When your baby is a newborn, their default position once they have fallen asleep is to stay asleep until a biological imperative (hunger, cold, wet, etc) wakes them. This means you often get a golden period of sleep between about 3 and 4 months, where your baby can go long stretches without feeling hungry, and therefore stays asleep for hours at a time. This was exactly my experience - from 10 weeks to 20 weeks my baby would sleep from 9pm to 7am without waking.
At around 4 months your baby’s sleep matures into the pattern we still have as adults - sleep cycles which move between deep sleep and light sleep / wakefulness. In the periods of light sleep / wakefulness, your baby may wake fully and need resettled. This is a normal part of human sleep - as adults we wake between sleep cycles, but we usually fall back asleep without even realising we have woken.

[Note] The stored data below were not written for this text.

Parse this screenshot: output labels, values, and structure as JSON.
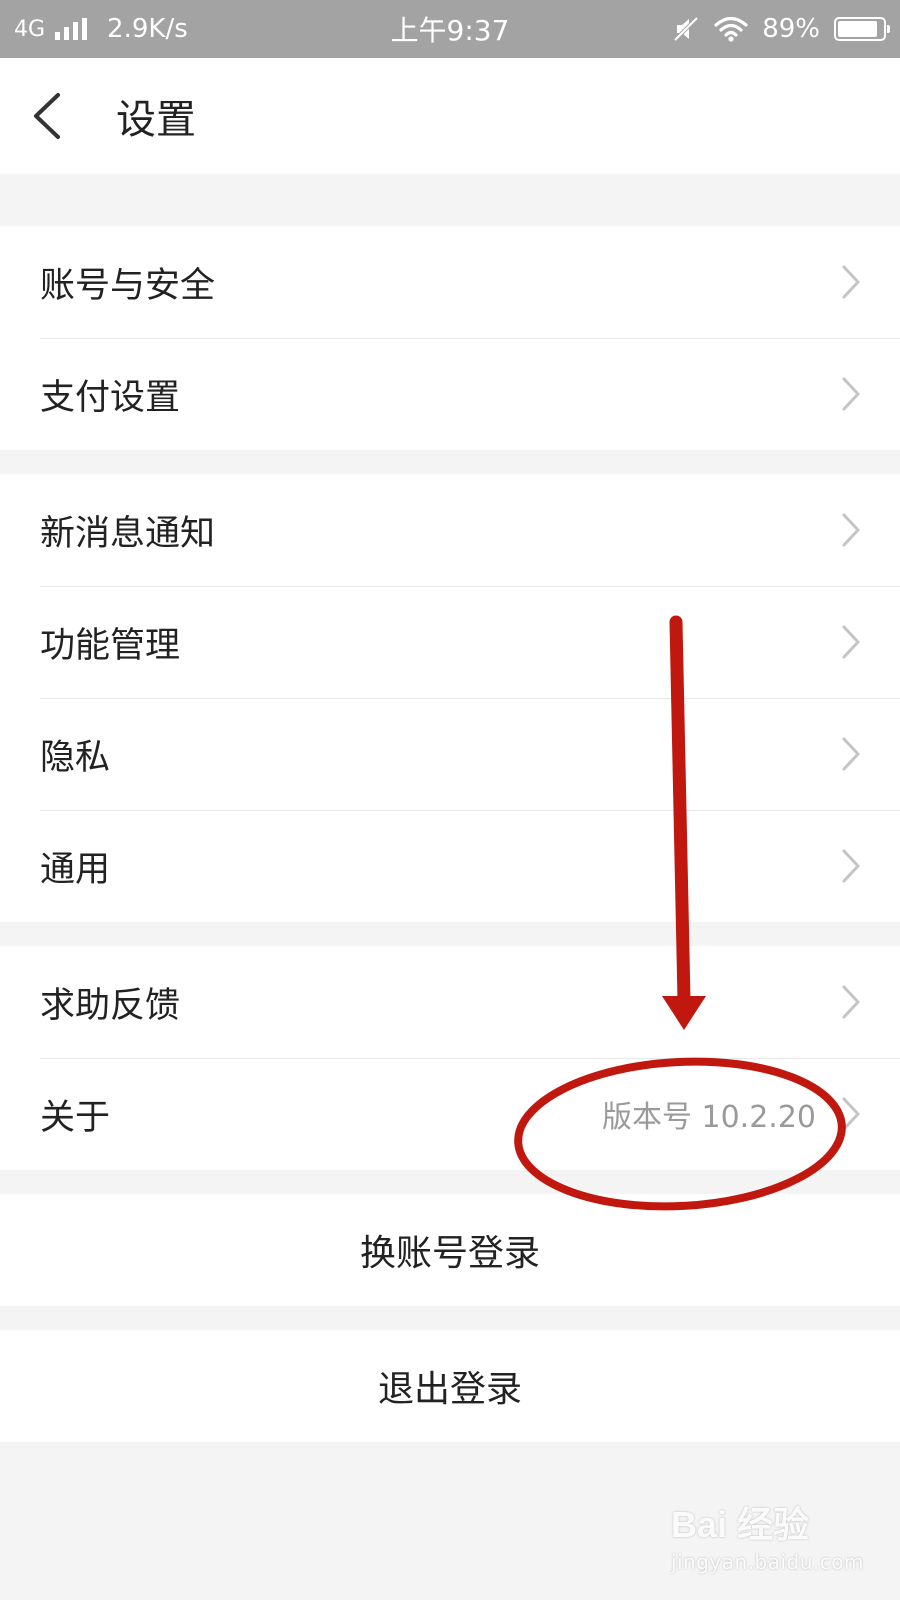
{
  "status_bar": {
    "network": "4G",
    "speed": "2.9K/s",
    "time": "上午9:37",
    "battery": "89%",
    "battery_level": 0.89
  },
  "nav": {
    "title": "设置",
    "back_icon": "chevron-left-icon"
  },
  "groups": [
    {
      "items": [
        {
          "label": "账号与安全"
        },
        {
          "label": "支付设置"
        }
      ]
    },
    {
      "items": [
        {
          "label": "新消息通知"
        },
        {
          "label": "功能管理"
        },
        {
          "label": "隐私"
        },
        {
          "label": "通用"
        }
      ]
    },
    {
      "items": [
        {
          "label": "求助反馈"
        },
        {
          "label": "关于",
          "value": "版本号 10.2.20"
        }
      ]
    }
  ],
  "actions": {
    "switch_account": "换账号登录",
    "logout": "退出登录"
  },
  "annotation": {
    "color": "#c0180f"
  },
  "watermark": {
    "logo": "Bai 经验",
    "url": "jingyan.baidu.com"
  }
}
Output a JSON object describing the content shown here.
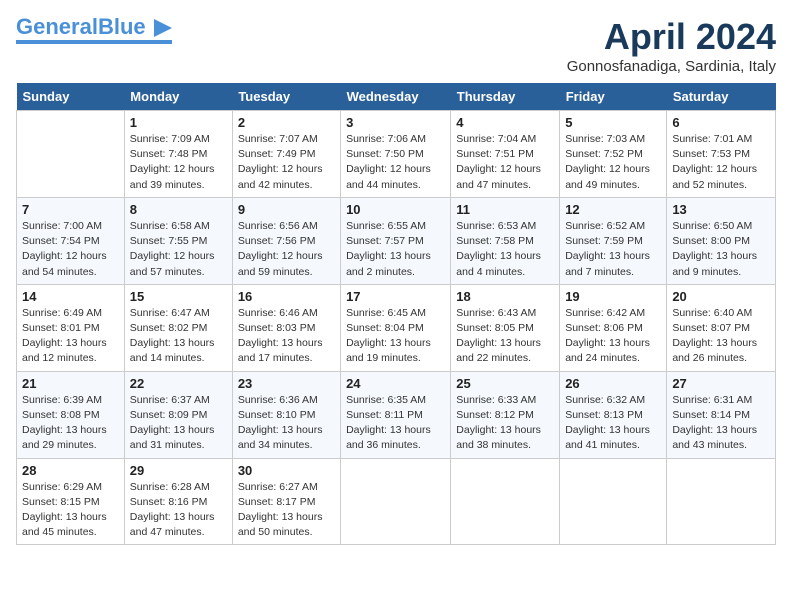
{
  "header": {
    "logo_general": "General",
    "logo_blue": "Blue",
    "title": "April 2024",
    "location": "Gonnosfanadiga, Sardinia, Italy"
  },
  "days_of_week": [
    "Sunday",
    "Monday",
    "Tuesday",
    "Wednesday",
    "Thursday",
    "Friday",
    "Saturday"
  ],
  "weeks": [
    [
      {
        "day": "",
        "sunrise": "",
        "sunset": "",
        "daylight": ""
      },
      {
        "day": "1",
        "sunrise": "Sunrise: 7:09 AM",
        "sunset": "Sunset: 7:48 PM",
        "daylight": "Daylight: 12 hours and 39 minutes."
      },
      {
        "day": "2",
        "sunrise": "Sunrise: 7:07 AM",
        "sunset": "Sunset: 7:49 PM",
        "daylight": "Daylight: 12 hours and 42 minutes."
      },
      {
        "day": "3",
        "sunrise": "Sunrise: 7:06 AM",
        "sunset": "Sunset: 7:50 PM",
        "daylight": "Daylight: 12 hours and 44 minutes."
      },
      {
        "day": "4",
        "sunrise": "Sunrise: 7:04 AM",
        "sunset": "Sunset: 7:51 PM",
        "daylight": "Daylight: 12 hours and 47 minutes."
      },
      {
        "day": "5",
        "sunrise": "Sunrise: 7:03 AM",
        "sunset": "Sunset: 7:52 PM",
        "daylight": "Daylight: 12 hours and 49 minutes."
      },
      {
        "day": "6",
        "sunrise": "Sunrise: 7:01 AM",
        "sunset": "Sunset: 7:53 PM",
        "daylight": "Daylight: 12 hours and 52 minutes."
      }
    ],
    [
      {
        "day": "7",
        "sunrise": "Sunrise: 7:00 AM",
        "sunset": "Sunset: 7:54 PM",
        "daylight": "Daylight: 12 hours and 54 minutes."
      },
      {
        "day": "8",
        "sunrise": "Sunrise: 6:58 AM",
        "sunset": "Sunset: 7:55 PM",
        "daylight": "Daylight: 12 hours and 57 minutes."
      },
      {
        "day": "9",
        "sunrise": "Sunrise: 6:56 AM",
        "sunset": "Sunset: 7:56 PM",
        "daylight": "Daylight: 12 hours and 59 minutes."
      },
      {
        "day": "10",
        "sunrise": "Sunrise: 6:55 AM",
        "sunset": "Sunset: 7:57 PM",
        "daylight": "Daylight: 13 hours and 2 minutes."
      },
      {
        "day": "11",
        "sunrise": "Sunrise: 6:53 AM",
        "sunset": "Sunset: 7:58 PM",
        "daylight": "Daylight: 13 hours and 4 minutes."
      },
      {
        "day": "12",
        "sunrise": "Sunrise: 6:52 AM",
        "sunset": "Sunset: 7:59 PM",
        "daylight": "Daylight: 13 hours and 7 minutes."
      },
      {
        "day": "13",
        "sunrise": "Sunrise: 6:50 AM",
        "sunset": "Sunset: 8:00 PM",
        "daylight": "Daylight: 13 hours and 9 minutes."
      }
    ],
    [
      {
        "day": "14",
        "sunrise": "Sunrise: 6:49 AM",
        "sunset": "Sunset: 8:01 PM",
        "daylight": "Daylight: 13 hours and 12 minutes."
      },
      {
        "day": "15",
        "sunrise": "Sunrise: 6:47 AM",
        "sunset": "Sunset: 8:02 PM",
        "daylight": "Daylight: 13 hours and 14 minutes."
      },
      {
        "day": "16",
        "sunrise": "Sunrise: 6:46 AM",
        "sunset": "Sunset: 8:03 PM",
        "daylight": "Daylight: 13 hours and 17 minutes."
      },
      {
        "day": "17",
        "sunrise": "Sunrise: 6:45 AM",
        "sunset": "Sunset: 8:04 PM",
        "daylight": "Daylight: 13 hours and 19 minutes."
      },
      {
        "day": "18",
        "sunrise": "Sunrise: 6:43 AM",
        "sunset": "Sunset: 8:05 PM",
        "daylight": "Daylight: 13 hours and 22 minutes."
      },
      {
        "day": "19",
        "sunrise": "Sunrise: 6:42 AM",
        "sunset": "Sunset: 8:06 PM",
        "daylight": "Daylight: 13 hours and 24 minutes."
      },
      {
        "day": "20",
        "sunrise": "Sunrise: 6:40 AM",
        "sunset": "Sunset: 8:07 PM",
        "daylight": "Daylight: 13 hours and 26 minutes."
      }
    ],
    [
      {
        "day": "21",
        "sunrise": "Sunrise: 6:39 AM",
        "sunset": "Sunset: 8:08 PM",
        "daylight": "Daylight: 13 hours and 29 minutes."
      },
      {
        "day": "22",
        "sunrise": "Sunrise: 6:37 AM",
        "sunset": "Sunset: 8:09 PM",
        "daylight": "Daylight: 13 hours and 31 minutes."
      },
      {
        "day": "23",
        "sunrise": "Sunrise: 6:36 AM",
        "sunset": "Sunset: 8:10 PM",
        "daylight": "Daylight: 13 hours and 34 minutes."
      },
      {
        "day": "24",
        "sunrise": "Sunrise: 6:35 AM",
        "sunset": "Sunset: 8:11 PM",
        "daylight": "Daylight: 13 hours and 36 minutes."
      },
      {
        "day": "25",
        "sunrise": "Sunrise: 6:33 AM",
        "sunset": "Sunset: 8:12 PM",
        "daylight": "Daylight: 13 hours and 38 minutes."
      },
      {
        "day": "26",
        "sunrise": "Sunrise: 6:32 AM",
        "sunset": "Sunset: 8:13 PM",
        "daylight": "Daylight: 13 hours and 41 minutes."
      },
      {
        "day": "27",
        "sunrise": "Sunrise: 6:31 AM",
        "sunset": "Sunset: 8:14 PM",
        "daylight": "Daylight: 13 hours and 43 minutes."
      }
    ],
    [
      {
        "day": "28",
        "sunrise": "Sunrise: 6:29 AM",
        "sunset": "Sunset: 8:15 PM",
        "daylight": "Daylight: 13 hours and 45 minutes."
      },
      {
        "day": "29",
        "sunrise": "Sunrise: 6:28 AM",
        "sunset": "Sunset: 8:16 PM",
        "daylight": "Daylight: 13 hours and 47 minutes."
      },
      {
        "day": "30",
        "sunrise": "Sunrise: 6:27 AM",
        "sunset": "Sunset: 8:17 PM",
        "daylight": "Daylight: 13 hours and 50 minutes."
      },
      {
        "day": "",
        "sunrise": "",
        "sunset": "",
        "daylight": ""
      },
      {
        "day": "",
        "sunrise": "",
        "sunset": "",
        "daylight": ""
      },
      {
        "day": "",
        "sunrise": "",
        "sunset": "",
        "daylight": ""
      },
      {
        "day": "",
        "sunrise": "",
        "sunset": "",
        "daylight": ""
      }
    ]
  ]
}
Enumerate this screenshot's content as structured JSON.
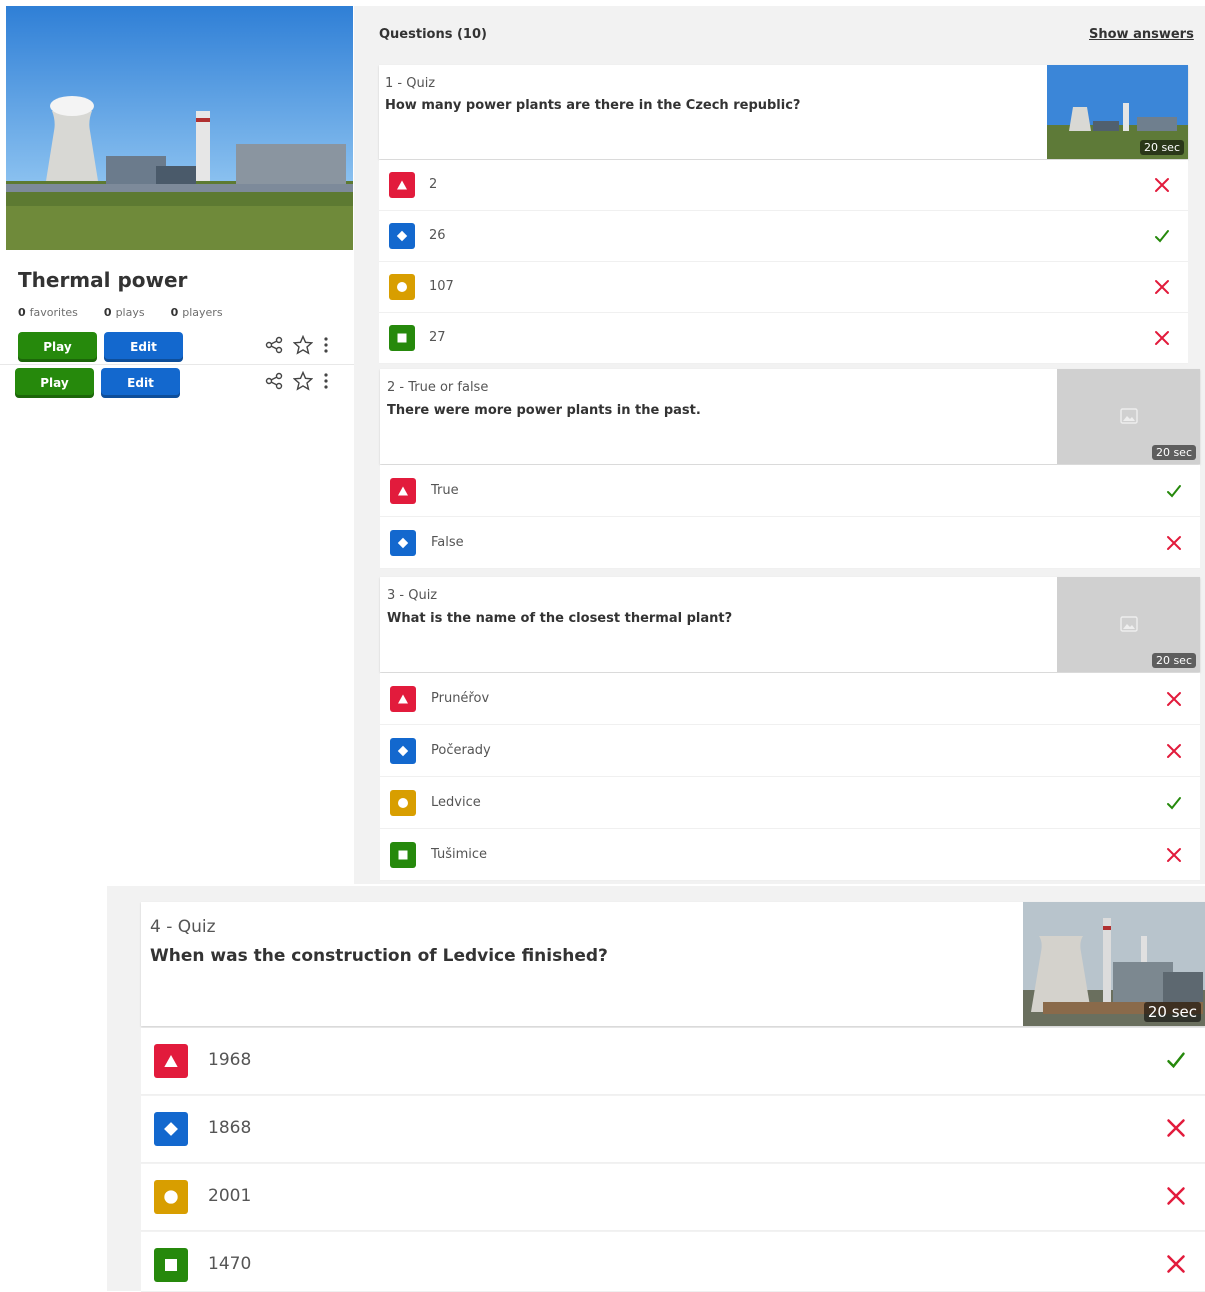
{
  "kahoot": {
    "title": "Thermal power",
    "stats": [
      {
        "count": "0",
        "label": "favorites"
      },
      {
        "count": "0",
        "label": "plays"
      },
      {
        "count": "0",
        "label": "players"
      }
    ],
    "play_label": "Play",
    "edit_label": "Edit"
  },
  "questions_header": "Questions (10)",
  "show_answers_label": "Show answers",
  "questions": [
    {
      "type": "1 - Quiz",
      "text": "How many power plants are there in the Czech republic?",
      "time": "20 sec",
      "image": "power-plant-photo",
      "answers": [
        {
          "shape": "triangle",
          "text": "2",
          "correct": false
        },
        {
          "shape": "diamond",
          "text": "26",
          "correct": true
        },
        {
          "shape": "circle",
          "text": "107",
          "correct": false
        },
        {
          "shape": "square",
          "text": "27",
          "correct": false
        }
      ]
    },
    {
      "type": "2 - True or false",
      "text": "There were more power plants in the past.",
      "time": "20 sec",
      "image": "image-placeholder-icon",
      "answers": [
        {
          "shape": "triangle",
          "text": "True",
          "correct": true
        },
        {
          "shape": "diamond",
          "text": "False",
          "correct": false
        }
      ]
    },
    {
      "type": "3 - Quiz",
      "text": "What is the name of the closest thermal plant?",
      "time": "20 sec",
      "image": "image-placeholder-icon",
      "answers": [
        {
          "shape": "triangle",
          "text": "Prunéřov",
          "correct": false
        },
        {
          "shape": "diamond",
          "text": "Počerady",
          "correct": false
        },
        {
          "shape": "circle",
          "text": "Ledvice",
          "correct": true
        },
        {
          "shape": "square",
          "text": "Tušimice",
          "correct": false
        }
      ]
    },
    {
      "type": "4 - Quiz",
      "text": "When was the construction of Ledvice finished?",
      "time": "20 sec",
      "image": "power-plant-photo",
      "answers": [
        {
          "shape": "triangle",
          "text": "1968",
          "correct": true
        },
        {
          "shape": "diamond",
          "text": "1868",
          "correct": false
        },
        {
          "shape": "circle",
          "text": "2001",
          "correct": false
        },
        {
          "shape": "square",
          "text": "1470",
          "correct": false
        }
      ]
    }
  ],
  "colors": {
    "triangle": "#e21b3c",
    "diamond": "#1368ce",
    "circle": "#d89e00",
    "square": "#26890c",
    "correct": "#26890c",
    "incorrect": "#e21b3c"
  }
}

What makes the difference to your sleep as a parent is whether or not your baby can get themselves back to sleep between cycles, or whether they need help. If they need help every time, you will experience frequent night wakings.
There are things you can do to help - the main one is helping your baby get used to falling asleep without intervention by you in their cot. However - not all babies can manage this. Mine was utterly inconsolable if put in the cot awake. He’s now 7 months and is only just beginning to be able to do this. If you have a baby who simply won’t tolerate being placed in a cot while awake, it’s very hard for them to link sleep cycles.
Alternatives you might consider are co-sleeping (see the lullaby trust on how to do this safely) or transferring your baby to the cot once asleep and accepting they’ll need your help to resettle.
Lots of sleep training is about helping your baby learn to ‘self soothe’. This is a bit of a myth. Babies can self-soothe - some babies will happily hum / babble / drift off to sleep themselves. But a baby who is distressed or disregulated can’t soothe themselves. So if you have a baby who is distressed in their crib, you can’t teach them to self-soothe by leaving them to cry etc. You can only teach them to shut down. A distressed baby needs intervention from their caregiver to be soothed. Babies learning to fall asleep on their own is largely a developmental milestone; you can’t force them before they’re ready.
That said, sleep training to an extent is possible from 6 months (as long as you have realistic expectations of what this means). I personally really like Lucy Wolfe’s book ‘The Baby Sleep Solution’, because it doesn’t ever suggest leaving your baby to cry. Instead, you stay with your baby and soothe them to sleep in their crib. This has really helped us with my baby.
So, in short - all babies go through the developmental leap of a maturing sleep cycle at around 4 months, but it won’t necessarily lead to worse sleep if your baby is capable of self soothing. If your baby can’t self soothe (which is very normal and common) you will likely experience night wakings. Having realistic expectations of baby sleep and support for night wakings can help you deal with this. Sleep training is possible to an extent, but any method involving leaving your baby to cry is essentially teaching them to shut down, not to self soothe.